It’s Sunday and it’s almost time for the inevitable trip to the grocery store. Whether it’s a full blown meal prep trip or a simple snack run, we all find ourselves in this dreaded position. However, there’s a small two dollar light at the end of the tunnel that makes every trip worth it and his name is Chuck. Charles Shaw or “Two Buck Chuck” is the infamous brand of Trader Joe’s wines that go for no more than a few dollars. Is it a scam? How can Chuck really only be two bucks?

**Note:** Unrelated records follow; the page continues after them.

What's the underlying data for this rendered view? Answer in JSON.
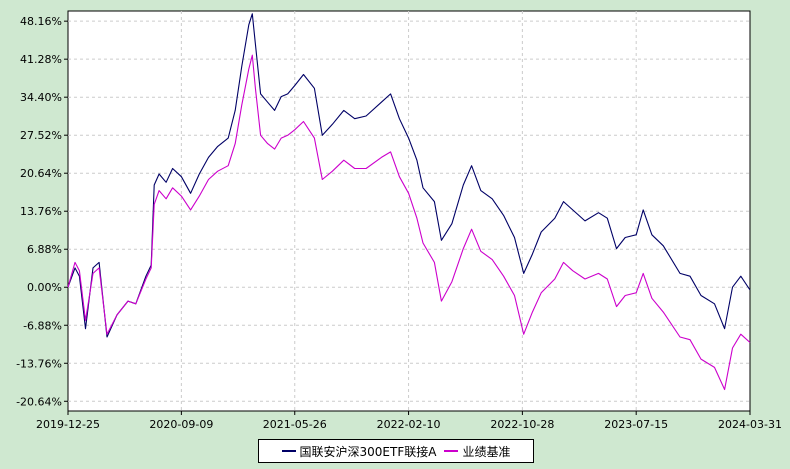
{
  "chart_data": {
    "type": "line",
    "x_start": "2019-12-25",
    "x_end": "2024-03-31",
    "x_ticks": [
      "2019-12-25",
      "2020-09-09",
      "2021-05-26",
      "2022-02-10",
      "2022-10-28",
      "2023-07-15",
      "2024-03-31"
    ],
    "y_ticks": [
      48.16,
      41.28,
      34.4,
      27.52,
      20.64,
      13.76,
      6.88,
      0.0,
      -6.88,
      -13.76,
      -20.64
    ],
    "y_tick_labels": [
      "48.16%",
      "41.28%",
      "34.40%",
      "27.52%",
      "20.64%",
      "13.76%",
      "6.88%",
      "0.00%",
      "-6.88%",
      "-13.76%",
      "-20.64%"
    ],
    "ylim": [
      -22.4,
      50.0
    ],
    "grid": true,
    "legend_position": "bottom-center",
    "series": [
      {
        "name": "国联安沪深300ETF联接A",
        "color": "#000066",
        "points": [
          [
            "2019-12-25",
            0.0
          ],
          [
            "2020-01-10",
            3.5
          ],
          [
            "2020-01-20",
            2.0
          ],
          [
            "2020-02-03",
            -7.5
          ],
          [
            "2020-02-20",
            3.5
          ],
          [
            "2020-03-05",
            4.5
          ],
          [
            "2020-03-23",
            -9.0
          ],
          [
            "2020-04-15",
            -5.0
          ],
          [
            "2020-05-10",
            -2.5
          ],
          [
            "2020-05-28",
            -3.0
          ],
          [
            "2020-06-20",
            2.0
          ],
          [
            "2020-07-02",
            4.0
          ],
          [
            "2020-07-09",
            18.5
          ],
          [
            "2020-07-20",
            20.5
          ],
          [
            "2020-08-05",
            19.0
          ],
          [
            "2020-08-20",
            21.5
          ],
          [
            "2020-09-09",
            20.0
          ],
          [
            "2020-09-30",
            17.0
          ],
          [
            "2020-10-20",
            20.5
          ],
          [
            "2020-11-10",
            23.5
          ],
          [
            "2020-12-01",
            25.5
          ],
          [
            "2020-12-25",
            27.0
          ],
          [
            "2021-01-10",
            32.0
          ],
          [
            "2021-01-25",
            40.0
          ],
          [
            "2021-02-10",
            47.5
          ],
          [
            "2021-02-18",
            49.5
          ],
          [
            "2021-02-25",
            44.0
          ],
          [
            "2021-03-09",
            35.0
          ],
          [
            "2021-03-25",
            33.5
          ],
          [
            "2021-04-10",
            32.0
          ],
          [
            "2021-04-25",
            34.5
          ],
          [
            "2021-05-10",
            35.0
          ],
          [
            "2021-05-26",
            36.5
          ],
          [
            "2021-06-15",
            38.5
          ],
          [
            "2021-07-10",
            36.0
          ],
          [
            "2021-07-28",
            27.5
          ],
          [
            "2021-08-20",
            29.5
          ],
          [
            "2021-09-15",
            32.0
          ],
          [
            "2021-10-10",
            30.5
          ],
          [
            "2021-11-05",
            31.0
          ],
          [
            "2021-12-10",
            33.5
          ],
          [
            "2021-12-31",
            35.0
          ],
          [
            "2022-01-20",
            30.5
          ],
          [
            "2022-02-10",
            27.0
          ],
          [
            "2022-03-01",
            23.0
          ],
          [
            "2022-03-15",
            18.0
          ],
          [
            "2022-04-10",
            15.5
          ],
          [
            "2022-04-26",
            8.5
          ],
          [
            "2022-05-20",
            11.5
          ],
          [
            "2022-06-15",
            18.5
          ],
          [
            "2022-07-04",
            22.0
          ],
          [
            "2022-07-25",
            17.5
          ],
          [
            "2022-08-20",
            16.0
          ],
          [
            "2022-09-15",
            13.0
          ],
          [
            "2022-10-10",
            9.0
          ],
          [
            "2022-10-31",
            2.5
          ],
          [
            "2022-11-20",
            6.0
          ],
          [
            "2022-12-10",
            10.0
          ],
          [
            "2023-01-10",
            12.5
          ],
          [
            "2023-01-30",
            15.5
          ],
          [
            "2023-02-20",
            14.0
          ],
          [
            "2023-03-20",
            12.0
          ],
          [
            "2023-04-20",
            13.5
          ],
          [
            "2023-05-10",
            12.5
          ],
          [
            "2023-05-31",
            7.0
          ],
          [
            "2023-06-20",
            9.0
          ],
          [
            "2023-07-15",
            9.5
          ],
          [
            "2023-07-31",
            14.0
          ],
          [
            "2023-08-20",
            9.5
          ],
          [
            "2023-09-15",
            7.5
          ],
          [
            "2023-10-23",
            2.5
          ],
          [
            "2023-11-15",
            2.0
          ],
          [
            "2023-12-10",
            -1.5
          ],
          [
            "2024-01-10",
            -3.0
          ],
          [
            "2024-02-02",
            -7.5
          ],
          [
            "2024-02-20",
            0.0
          ],
          [
            "2024-03-10",
            2.0
          ],
          [
            "2024-03-31",
            -0.5
          ]
        ]
      },
      {
        "name": "业绩基准",
        "color": "#cc00cc",
        "points": [
          [
            "2019-12-25",
            0.0
          ],
          [
            "2020-01-10",
            4.5
          ],
          [
            "2020-01-20",
            3.0
          ],
          [
            "2020-02-03",
            -6.0
          ],
          [
            "2020-02-20",
            2.5
          ],
          [
            "2020-03-05",
            3.5
          ],
          [
            "2020-03-23",
            -8.5
          ],
          [
            "2020-04-15",
            -5.0
          ],
          [
            "2020-05-10",
            -2.5
          ],
          [
            "2020-05-28",
            -3.0
          ],
          [
            "2020-06-20",
            1.5
          ],
          [
            "2020-07-02",
            3.5
          ],
          [
            "2020-07-09",
            15.0
          ],
          [
            "2020-07-20",
            17.5
          ],
          [
            "2020-08-05",
            16.0
          ],
          [
            "2020-08-20",
            18.0
          ],
          [
            "2020-09-09",
            16.5
          ],
          [
            "2020-09-30",
            14.0
          ],
          [
            "2020-10-20",
            16.5
          ],
          [
            "2020-11-10",
            19.5
          ],
          [
            "2020-12-01",
            21.0
          ],
          [
            "2020-12-25",
            22.0
          ],
          [
            "2021-01-10",
            26.0
          ],
          [
            "2021-01-25",
            33.0
          ],
          [
            "2021-02-10",
            39.5
          ],
          [
            "2021-02-18",
            42.0
          ],
          [
            "2021-02-25",
            36.0
          ],
          [
            "2021-03-09",
            27.5
          ],
          [
            "2021-03-25",
            26.0
          ],
          [
            "2021-04-10",
            25.0
          ],
          [
            "2021-04-25",
            27.0
          ],
          [
            "2021-05-10",
            27.5
          ],
          [
            "2021-05-26",
            28.5
          ],
          [
            "2021-06-15",
            30.0
          ],
          [
            "2021-07-10",
            27.0
          ],
          [
            "2021-07-28",
            19.5
          ],
          [
            "2021-08-20",
            21.0
          ],
          [
            "2021-09-15",
            23.0
          ],
          [
            "2021-10-10",
            21.5
          ],
          [
            "2021-11-05",
            21.5
          ],
          [
            "2021-12-10",
            23.5
          ],
          [
            "2021-12-31",
            24.5
          ],
          [
            "2022-01-20",
            20.0
          ],
          [
            "2022-02-10",
            17.0
          ],
          [
            "2022-03-01",
            12.5
          ],
          [
            "2022-03-15",
            8.0
          ],
          [
            "2022-04-10",
            4.5
          ],
          [
            "2022-04-26",
            -2.5
          ],
          [
            "2022-05-20",
            1.0
          ],
          [
            "2022-06-15",
            7.0
          ],
          [
            "2022-07-04",
            10.5
          ],
          [
            "2022-07-25",
            6.5
          ],
          [
            "2022-08-20",
            5.0
          ],
          [
            "2022-09-15",
            2.0
          ],
          [
            "2022-10-10",
            -1.5
          ],
          [
            "2022-10-31",
            -8.5
          ],
          [
            "2022-11-20",
            -4.5
          ],
          [
            "2022-12-10",
            -1.0
          ],
          [
            "2023-01-10",
            1.5
          ],
          [
            "2023-01-30",
            4.5
          ],
          [
            "2023-02-20",
            3.0
          ],
          [
            "2023-03-20",
            1.5
          ],
          [
            "2023-04-20",
            2.5
          ],
          [
            "2023-05-10",
            1.5
          ],
          [
            "2023-05-31",
            -3.5
          ],
          [
            "2023-06-20",
            -1.5
          ],
          [
            "2023-07-15",
            -1.0
          ],
          [
            "2023-07-31",
            2.5
          ],
          [
            "2023-08-20",
            -2.0
          ],
          [
            "2023-09-15",
            -4.5
          ],
          [
            "2023-10-23",
            -9.0
          ],
          [
            "2023-11-15",
            -9.5
          ],
          [
            "2023-12-10",
            -13.0
          ],
          [
            "2024-01-10",
            -14.5
          ],
          [
            "2024-02-02",
            -18.5
          ],
          [
            "2024-02-20",
            -11.0
          ],
          [
            "2024-03-10",
            -8.5
          ],
          [
            "2024-03-31",
            -10.0
          ]
        ]
      }
    ]
  }
}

Charles Shaw is one of the wines under the Bronco Wine company which is owned by Fred Franzia. “Franzia” probably sounds familiar because it’s the name of the wildly popular line of cheap, boxed wines you and your pals probably chugged at those crazy college frat parties. This company is a veteran of the cheaply produced wine, so it makes sense that Charles Shaw is under the Bronco umbrella.
To really get to the bottom of this mystery, it’s important to take a look at how this brand of juice is made. When most think of California winemaking, Napa Valley comes into focus. However, the grapes destined to become Charles Shaw are actually planted in the San Joaquin Valley. It’s much cheaper to plant in the San Joaquin Valley because the climate isn’t the most ideal atmosphere for prime grape planting as it can get pretty hot. The temperature creates huge harvests, but the heat also increases the risk of producing over-ripened grapes which reduces the overall quality of a wine.
Along with farming, other production methods also play into why this bottle of wine is such a bargain. Instead of aging the wines in oak barrels, American oak chips are soaked in the wine to help round out the flavor of Charles Shaw. French oak barrels can be pretty costly, and using American oak chips rather than the imported oak helps cut costs. Chuck is also mass-produced, and the wine is packaged using lighter-weight glass bottles keeping shipping weights low. Production costs are kept low, so Chuck can remain only a few dollars.
Although there are many critics of Charles Shaw, the wine still manages to fly off shelves nationwide. According to Business Insider, “It’s one of the best-selling products ever sold at Trader Joe’s, exceeding 800 million bottles since the wine debuted at $1.99 in 2002.”
If you haven’t grabbed a bottle yet, you have all the time in the world. Chuck’s clearly not disappearing anytime soon.